Let yourself cry and grieve for a while
Unspoken grief turns us into knights in metal armor, effectively blocking all their emotions. In this case, not only sadness, heartache, and despair will be blocked, but also joy, happiness, inspiration, and the ability to fall in love again in the future.
Frances Cohen Praver Ph.D., clinical psychologist, well known for her book The New Science of Love and others, says: "Identify the feelings. Acknowledge them. Express them. Let them wash over you. If you suppress or deny your feelings, you are impeding the healing and grieving process, and it will take longer to heal and move on."
The best pain reliever to start with is people who love you. Call friends and family, but only those who are willing to listen and support you. The keyword is "support." There is no need to communicate with people who will aggravate the emotional state with phrases like: "I told you so, it's your fault."
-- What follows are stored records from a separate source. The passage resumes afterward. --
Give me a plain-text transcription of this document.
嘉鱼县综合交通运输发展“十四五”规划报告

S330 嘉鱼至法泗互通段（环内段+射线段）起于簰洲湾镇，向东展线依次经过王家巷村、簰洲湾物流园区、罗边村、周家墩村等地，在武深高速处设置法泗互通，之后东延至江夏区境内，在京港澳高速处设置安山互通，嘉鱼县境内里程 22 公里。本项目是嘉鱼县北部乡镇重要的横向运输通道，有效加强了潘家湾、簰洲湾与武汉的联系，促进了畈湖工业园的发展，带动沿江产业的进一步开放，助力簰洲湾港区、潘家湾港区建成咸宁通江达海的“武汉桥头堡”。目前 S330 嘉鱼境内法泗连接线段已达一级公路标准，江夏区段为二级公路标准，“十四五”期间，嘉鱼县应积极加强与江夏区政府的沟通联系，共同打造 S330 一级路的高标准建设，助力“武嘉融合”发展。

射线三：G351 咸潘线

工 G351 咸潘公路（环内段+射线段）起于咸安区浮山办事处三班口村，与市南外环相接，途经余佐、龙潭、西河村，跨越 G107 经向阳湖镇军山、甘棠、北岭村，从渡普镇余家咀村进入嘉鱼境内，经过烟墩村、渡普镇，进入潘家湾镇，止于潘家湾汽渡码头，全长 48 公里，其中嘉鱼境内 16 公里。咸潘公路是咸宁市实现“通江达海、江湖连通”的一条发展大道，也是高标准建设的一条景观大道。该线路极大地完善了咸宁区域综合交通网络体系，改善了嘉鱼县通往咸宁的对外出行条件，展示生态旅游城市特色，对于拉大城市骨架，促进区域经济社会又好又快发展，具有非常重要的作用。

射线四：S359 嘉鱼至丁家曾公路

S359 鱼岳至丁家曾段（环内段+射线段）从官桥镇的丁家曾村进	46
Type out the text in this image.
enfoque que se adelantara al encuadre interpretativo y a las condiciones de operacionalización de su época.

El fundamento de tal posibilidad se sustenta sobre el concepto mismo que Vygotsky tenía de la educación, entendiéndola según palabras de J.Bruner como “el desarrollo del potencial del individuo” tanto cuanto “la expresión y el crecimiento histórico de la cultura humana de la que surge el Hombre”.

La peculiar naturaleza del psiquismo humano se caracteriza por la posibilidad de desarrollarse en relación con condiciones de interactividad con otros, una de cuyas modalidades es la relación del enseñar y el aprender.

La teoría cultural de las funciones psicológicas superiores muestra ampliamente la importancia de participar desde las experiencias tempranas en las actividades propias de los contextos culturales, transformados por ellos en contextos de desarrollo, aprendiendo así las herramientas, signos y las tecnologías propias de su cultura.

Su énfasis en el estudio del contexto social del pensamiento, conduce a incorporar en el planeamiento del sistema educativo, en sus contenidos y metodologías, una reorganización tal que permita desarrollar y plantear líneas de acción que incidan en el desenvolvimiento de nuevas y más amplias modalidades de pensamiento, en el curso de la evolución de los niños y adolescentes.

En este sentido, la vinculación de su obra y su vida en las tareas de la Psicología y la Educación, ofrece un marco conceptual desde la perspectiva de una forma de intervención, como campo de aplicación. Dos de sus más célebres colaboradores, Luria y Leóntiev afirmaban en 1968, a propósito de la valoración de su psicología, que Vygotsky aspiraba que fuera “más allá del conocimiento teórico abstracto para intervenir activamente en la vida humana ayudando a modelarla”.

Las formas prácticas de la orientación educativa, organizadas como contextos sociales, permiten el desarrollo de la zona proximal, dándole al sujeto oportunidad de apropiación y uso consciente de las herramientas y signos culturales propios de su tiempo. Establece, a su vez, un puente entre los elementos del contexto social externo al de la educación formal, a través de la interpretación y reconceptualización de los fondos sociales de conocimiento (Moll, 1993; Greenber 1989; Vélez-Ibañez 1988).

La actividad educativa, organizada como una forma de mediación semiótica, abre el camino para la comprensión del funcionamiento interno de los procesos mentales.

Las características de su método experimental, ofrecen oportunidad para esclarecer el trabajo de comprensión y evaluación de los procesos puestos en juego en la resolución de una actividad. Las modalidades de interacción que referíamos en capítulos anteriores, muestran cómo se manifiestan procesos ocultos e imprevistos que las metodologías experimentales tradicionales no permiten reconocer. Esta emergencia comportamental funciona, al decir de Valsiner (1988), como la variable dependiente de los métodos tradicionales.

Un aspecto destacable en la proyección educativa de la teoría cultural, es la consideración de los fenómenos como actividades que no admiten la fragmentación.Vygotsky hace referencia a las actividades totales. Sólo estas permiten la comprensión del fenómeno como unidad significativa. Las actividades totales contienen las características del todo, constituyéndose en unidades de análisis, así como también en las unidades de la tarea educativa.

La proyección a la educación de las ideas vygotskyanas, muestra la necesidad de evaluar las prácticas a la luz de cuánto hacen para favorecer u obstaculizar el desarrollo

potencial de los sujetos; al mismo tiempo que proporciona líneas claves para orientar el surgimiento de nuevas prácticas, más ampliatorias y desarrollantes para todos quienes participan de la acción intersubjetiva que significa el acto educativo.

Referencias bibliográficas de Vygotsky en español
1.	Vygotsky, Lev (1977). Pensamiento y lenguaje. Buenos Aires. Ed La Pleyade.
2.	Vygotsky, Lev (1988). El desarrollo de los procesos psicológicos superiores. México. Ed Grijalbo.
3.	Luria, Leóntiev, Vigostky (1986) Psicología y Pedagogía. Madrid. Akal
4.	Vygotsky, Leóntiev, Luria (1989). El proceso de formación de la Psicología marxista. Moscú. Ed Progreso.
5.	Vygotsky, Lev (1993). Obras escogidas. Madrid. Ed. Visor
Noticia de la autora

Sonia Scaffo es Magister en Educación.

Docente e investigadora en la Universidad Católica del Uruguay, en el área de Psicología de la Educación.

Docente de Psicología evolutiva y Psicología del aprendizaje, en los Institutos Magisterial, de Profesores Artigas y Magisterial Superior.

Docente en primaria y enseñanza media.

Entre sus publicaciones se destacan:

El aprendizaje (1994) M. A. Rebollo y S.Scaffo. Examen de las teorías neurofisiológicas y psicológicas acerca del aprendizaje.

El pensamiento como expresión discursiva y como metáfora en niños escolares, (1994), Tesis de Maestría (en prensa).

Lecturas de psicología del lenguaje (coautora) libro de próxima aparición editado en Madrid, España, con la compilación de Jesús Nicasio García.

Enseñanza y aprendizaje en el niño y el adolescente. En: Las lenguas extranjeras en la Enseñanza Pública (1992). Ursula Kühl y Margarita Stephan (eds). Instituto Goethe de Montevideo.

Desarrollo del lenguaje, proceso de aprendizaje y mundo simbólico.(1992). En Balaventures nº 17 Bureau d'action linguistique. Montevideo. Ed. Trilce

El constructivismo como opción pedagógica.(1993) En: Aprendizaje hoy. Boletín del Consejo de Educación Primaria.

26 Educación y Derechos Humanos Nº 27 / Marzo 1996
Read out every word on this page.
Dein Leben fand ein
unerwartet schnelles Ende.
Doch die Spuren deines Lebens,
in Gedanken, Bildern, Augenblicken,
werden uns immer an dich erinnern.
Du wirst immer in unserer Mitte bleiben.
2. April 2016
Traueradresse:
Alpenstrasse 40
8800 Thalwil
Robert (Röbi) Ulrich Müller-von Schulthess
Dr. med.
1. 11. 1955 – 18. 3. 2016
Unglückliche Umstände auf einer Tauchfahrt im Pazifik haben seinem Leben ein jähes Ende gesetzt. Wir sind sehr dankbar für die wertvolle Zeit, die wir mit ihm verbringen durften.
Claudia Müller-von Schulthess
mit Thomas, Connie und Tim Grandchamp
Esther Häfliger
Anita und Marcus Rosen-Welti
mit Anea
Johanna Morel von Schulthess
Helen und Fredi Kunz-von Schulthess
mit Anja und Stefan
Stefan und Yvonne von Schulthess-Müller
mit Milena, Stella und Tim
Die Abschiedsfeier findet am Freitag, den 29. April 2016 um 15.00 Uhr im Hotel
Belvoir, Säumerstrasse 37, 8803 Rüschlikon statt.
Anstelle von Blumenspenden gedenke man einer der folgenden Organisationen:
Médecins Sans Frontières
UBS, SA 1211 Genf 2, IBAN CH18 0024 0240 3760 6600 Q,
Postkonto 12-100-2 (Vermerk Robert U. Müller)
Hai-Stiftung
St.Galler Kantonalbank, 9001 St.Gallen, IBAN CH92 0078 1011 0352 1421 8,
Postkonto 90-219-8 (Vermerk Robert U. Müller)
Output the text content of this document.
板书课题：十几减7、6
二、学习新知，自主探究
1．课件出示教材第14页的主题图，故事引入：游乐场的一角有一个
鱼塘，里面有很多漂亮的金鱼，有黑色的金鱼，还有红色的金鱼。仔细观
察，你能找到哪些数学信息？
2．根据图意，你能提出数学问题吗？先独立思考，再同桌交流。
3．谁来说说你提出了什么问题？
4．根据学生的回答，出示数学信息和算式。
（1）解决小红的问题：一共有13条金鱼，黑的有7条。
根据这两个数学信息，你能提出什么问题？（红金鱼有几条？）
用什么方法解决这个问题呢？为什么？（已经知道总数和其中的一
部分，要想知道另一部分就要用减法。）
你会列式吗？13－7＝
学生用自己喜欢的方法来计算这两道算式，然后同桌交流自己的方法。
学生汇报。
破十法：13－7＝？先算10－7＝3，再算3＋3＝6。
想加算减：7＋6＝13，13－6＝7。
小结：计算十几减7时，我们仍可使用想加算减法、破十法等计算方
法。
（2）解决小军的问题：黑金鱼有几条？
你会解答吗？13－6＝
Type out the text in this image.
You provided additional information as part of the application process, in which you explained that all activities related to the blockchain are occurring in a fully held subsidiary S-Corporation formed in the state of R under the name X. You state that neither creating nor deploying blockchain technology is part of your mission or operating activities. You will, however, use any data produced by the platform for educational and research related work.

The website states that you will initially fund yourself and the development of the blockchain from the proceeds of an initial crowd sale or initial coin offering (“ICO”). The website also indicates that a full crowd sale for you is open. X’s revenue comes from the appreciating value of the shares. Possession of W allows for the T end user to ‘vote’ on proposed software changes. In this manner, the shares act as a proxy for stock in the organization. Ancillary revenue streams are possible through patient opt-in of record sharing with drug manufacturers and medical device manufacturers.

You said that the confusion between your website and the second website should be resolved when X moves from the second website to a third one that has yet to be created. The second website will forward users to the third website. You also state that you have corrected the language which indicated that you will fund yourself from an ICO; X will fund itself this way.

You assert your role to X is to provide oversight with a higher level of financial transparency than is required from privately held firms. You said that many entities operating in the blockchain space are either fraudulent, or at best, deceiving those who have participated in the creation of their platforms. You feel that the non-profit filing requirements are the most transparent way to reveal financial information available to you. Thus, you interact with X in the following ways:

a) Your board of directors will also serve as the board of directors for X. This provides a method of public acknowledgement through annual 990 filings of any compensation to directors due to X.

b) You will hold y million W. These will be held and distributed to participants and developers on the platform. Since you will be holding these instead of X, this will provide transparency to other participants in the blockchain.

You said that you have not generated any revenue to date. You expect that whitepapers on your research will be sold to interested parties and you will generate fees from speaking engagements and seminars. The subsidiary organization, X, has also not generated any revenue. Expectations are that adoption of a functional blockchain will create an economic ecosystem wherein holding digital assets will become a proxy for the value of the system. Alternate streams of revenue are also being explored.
If you cannot or do not want to rely on someone from your social circle, online divorce support groups for those dealing with divorce's emotional fallout can also be a good option.
But remember, alcohol is the wrong painkiller. Temporary relief will lead you to feel worse the next day. The pain, anxiety, depression, and self-pity that you feel will increase dramatically when hungover.
Practicing self-care is essential
According to the Holmes-Rahe Stress Scale, divorce is the second highest stressor for people, second only to a close person's death. And in fact, many individuals perceive divorce as the death of the marriage, get stressed out, and become stuck in this situation for a long time, being at high risk of having depression.
"I tell my clients, "Imagine how you are going to react to this death, and how it's going to impact every part of your body – your mind, your stomach, even your ability to walk," says Natalie Greggs, a family lawyer from Texas. "Self-care is the number one thing that gets you through the day."
Foremost, it would be best if you find a source for maintaining serotonin and dopamine levels. The best helpers will be sports, sun, and proper nutrition.
Although antidepressants most effectively raise serotonin, only use them if your doctor has prescribed them. As for more natural methods, you may consult a nutritionist who will advise on appropriate nutrition to provide the tryptophan responsible for the synthesis of serotonin.
Dopamine levels also rise when you set goals and achieve them, so don't give up on your creative, work-related, or athletic ambitions. On the contrary, set goals for yourself every day - first small, and then increasingly difficult, but still achievable goals.
In such a stressful situation, struggling for joy, there is no sense just waiting for motivation to appear suddenly. The dopamine reward system works in such a way that joy will overtake other feelings after solving the tasks, and with it comes the motivation to complete the new plan. The main thing is to keep moving.